At a first view, I would say the difference resides in context, in the fact that a database “exists” in the context of a database management system (DBMS), a (software) system that provides a mechanism for storage, retrieval, modification and management of data. There are DBMS that store their data as delimited flat files, known also as flat file database, however such simple structures hardly cope with the requirements of modern DBMS, that need to provide a scalable, reliable and secure storage system. Why is a delimited flat file a simple structure?! This affirmation needs indeed some further explanation…

A delimited text file is a text file in which the chunks of data are delimited by special characters and stored in a tabular format with rows and columns, much like in Excel if you want, though Excel offers a better visual structure that facilitates data visualization and manipulation. The delimited text file supposes the existence of at least two types of delimiters, one to delimit the columns, usually a colon, semicolon or pipe, and one to delimit the rows, usually a combination of carriage return and line feed. Unfortunately such a structure imposes one important problem: what happens with the chunks of text containing a character or a set of characters used already as delimiters? 

Therefore the text is typically encompassed between two quotes, and in case a double quote exists already in a text, then the contained double quote it’s duplicated facilitating thus text’s interpretation. There could be even more problems, given the two systems of writing a number, comma versus dot, could be tricky to use a comma delimited file, semicolon or tab would be a better delimiter. An application that reads such a file would need thus to understand the delimiters used, and even more the format in which numeric and date values are stored, of whether the first row contains the column names, being required to store such metadata in a second file.

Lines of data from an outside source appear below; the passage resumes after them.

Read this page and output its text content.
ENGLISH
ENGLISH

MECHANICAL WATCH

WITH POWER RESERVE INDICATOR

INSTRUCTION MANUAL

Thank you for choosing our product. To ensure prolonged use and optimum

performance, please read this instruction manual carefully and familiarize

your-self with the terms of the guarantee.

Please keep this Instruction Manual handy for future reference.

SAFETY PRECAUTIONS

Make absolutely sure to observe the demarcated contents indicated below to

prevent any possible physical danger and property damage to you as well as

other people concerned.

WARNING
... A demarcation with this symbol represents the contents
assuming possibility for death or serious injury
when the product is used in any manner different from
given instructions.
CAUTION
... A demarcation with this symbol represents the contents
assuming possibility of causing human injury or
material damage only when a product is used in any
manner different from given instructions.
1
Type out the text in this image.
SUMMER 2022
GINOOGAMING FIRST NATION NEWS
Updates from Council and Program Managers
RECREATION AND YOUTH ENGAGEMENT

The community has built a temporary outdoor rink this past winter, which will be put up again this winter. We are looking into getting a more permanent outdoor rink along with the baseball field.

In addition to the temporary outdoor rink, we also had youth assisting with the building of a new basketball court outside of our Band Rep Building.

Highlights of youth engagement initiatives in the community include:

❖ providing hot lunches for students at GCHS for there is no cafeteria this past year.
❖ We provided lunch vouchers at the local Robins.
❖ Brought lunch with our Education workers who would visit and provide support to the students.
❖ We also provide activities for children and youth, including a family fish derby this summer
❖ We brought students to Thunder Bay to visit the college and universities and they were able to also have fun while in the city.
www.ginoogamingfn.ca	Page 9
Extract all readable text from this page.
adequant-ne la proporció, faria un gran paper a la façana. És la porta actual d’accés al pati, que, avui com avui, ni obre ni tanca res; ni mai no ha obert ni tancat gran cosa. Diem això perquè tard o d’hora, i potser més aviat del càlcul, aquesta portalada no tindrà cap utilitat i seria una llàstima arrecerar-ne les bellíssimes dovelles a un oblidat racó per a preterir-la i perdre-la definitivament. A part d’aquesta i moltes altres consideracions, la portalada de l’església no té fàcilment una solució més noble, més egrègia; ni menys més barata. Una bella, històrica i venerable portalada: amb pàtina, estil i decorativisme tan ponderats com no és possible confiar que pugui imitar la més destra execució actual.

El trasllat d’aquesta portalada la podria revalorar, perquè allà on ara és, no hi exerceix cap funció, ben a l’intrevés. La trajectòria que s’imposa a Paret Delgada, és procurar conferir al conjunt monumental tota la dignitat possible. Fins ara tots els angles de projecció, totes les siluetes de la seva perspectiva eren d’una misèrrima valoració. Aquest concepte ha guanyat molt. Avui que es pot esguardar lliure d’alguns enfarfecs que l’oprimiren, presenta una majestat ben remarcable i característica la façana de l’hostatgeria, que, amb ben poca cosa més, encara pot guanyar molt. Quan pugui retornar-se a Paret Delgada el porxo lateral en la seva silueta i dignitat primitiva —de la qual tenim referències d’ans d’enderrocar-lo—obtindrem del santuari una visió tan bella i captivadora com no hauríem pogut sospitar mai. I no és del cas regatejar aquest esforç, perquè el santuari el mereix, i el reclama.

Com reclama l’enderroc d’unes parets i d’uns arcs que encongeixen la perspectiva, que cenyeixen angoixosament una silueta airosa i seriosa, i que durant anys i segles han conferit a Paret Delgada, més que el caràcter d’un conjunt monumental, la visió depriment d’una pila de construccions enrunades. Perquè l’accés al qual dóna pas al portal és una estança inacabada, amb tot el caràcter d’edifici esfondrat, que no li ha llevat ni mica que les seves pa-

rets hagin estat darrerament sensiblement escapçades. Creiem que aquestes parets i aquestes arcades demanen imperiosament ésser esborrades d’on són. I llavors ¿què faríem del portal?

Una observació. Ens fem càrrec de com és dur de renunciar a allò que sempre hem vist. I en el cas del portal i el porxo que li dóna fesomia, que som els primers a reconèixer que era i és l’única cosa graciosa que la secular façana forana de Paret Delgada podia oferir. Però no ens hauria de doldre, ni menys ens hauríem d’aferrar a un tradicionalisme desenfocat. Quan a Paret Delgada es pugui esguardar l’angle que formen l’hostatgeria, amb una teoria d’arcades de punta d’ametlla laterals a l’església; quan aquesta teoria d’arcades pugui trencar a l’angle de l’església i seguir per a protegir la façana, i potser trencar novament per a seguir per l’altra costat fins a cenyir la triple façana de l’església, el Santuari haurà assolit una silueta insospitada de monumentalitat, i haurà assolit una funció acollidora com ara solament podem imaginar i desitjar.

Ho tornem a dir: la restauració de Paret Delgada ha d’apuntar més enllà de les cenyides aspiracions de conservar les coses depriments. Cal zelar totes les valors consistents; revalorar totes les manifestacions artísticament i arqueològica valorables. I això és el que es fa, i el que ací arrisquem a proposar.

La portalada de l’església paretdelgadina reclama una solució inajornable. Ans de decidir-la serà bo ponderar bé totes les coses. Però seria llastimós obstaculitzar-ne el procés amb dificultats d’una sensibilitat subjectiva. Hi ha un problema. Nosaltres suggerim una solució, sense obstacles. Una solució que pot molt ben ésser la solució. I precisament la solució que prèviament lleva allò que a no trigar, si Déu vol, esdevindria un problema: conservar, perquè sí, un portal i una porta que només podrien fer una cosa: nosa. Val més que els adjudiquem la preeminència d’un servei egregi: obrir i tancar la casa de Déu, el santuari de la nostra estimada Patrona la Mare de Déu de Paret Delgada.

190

In contrast, a database stores its data in multiple tables designed around logical entities (e.g. Vendors, Customers, etc.) with attributes (e.g. Name, Address, City, Country, etc) translated into columns and the actual values forming a record in a table, resulting thus again a row/column structure for each table. In a flat file database, each table is stored in one file, while in a typical database the tables are stored together in one file, this implying the existence of another delimiter for tables themselves, not to mention that each table has its own structure with different column names, though the columns names, their data types and several types of metadata on columns and tables are stored in auxiliary tables.

And that’s not all, normally a simple search functionality might be enough in order to find a value in a text file, though for databases that’s something complicated to achieve because first of all a “search” is performed against one or more tables, and even against two or more databases, thus first of all, for efficiency, is needed a mechanism that reflects where a table begins, secondly it makes sense to have an explicit and/or implicit unique identifier (UID) for a record, that would allow identifying a record in a table in a unique manner. 

Such unique identifiers might be a combination of one or more columns, the best candidates from a performance standpoint being (positive) integer values, though text and as types of values could qualify as such too. A table could have more than one such unique identifiers, for example an integer running number (sequence) used especially for fast retrieval of records, and another attribute (e.g. Material Number) or a combination of several attributes (e.g. Material Number, Vendor, Serial Number) from a entity standpoint. One of unique identifiers, typically single attributes, is a candidate for the primary key, used by other tables to reference a record from the respective table. 

Why is needed such a mechanism when in theory one table can store all the data, much like in Excel fashion?! It’s mainly a question of design, storage and maintenance efficiency, being more feasible of storing redundant data in a table of their own and referencing the corresponding record from the main table, having thus a relationship between the two tables, the identifier that references the primary key of the table thus formed being called the foreign key

Even if not always feasible, the foreign key could be based on multiple attributes, fact that increases relation’s complexity, because when the data are retrieve, the primary/foreign key columns are used to merge the results from the two tables into a common result set. Even if logical, the mechanism can be become complicated, the relationship needing to be stored together with the actual data in a structure of its own, even more a reference constrain can be enforced in order to assure that references are not invalidated by the deletion of a record.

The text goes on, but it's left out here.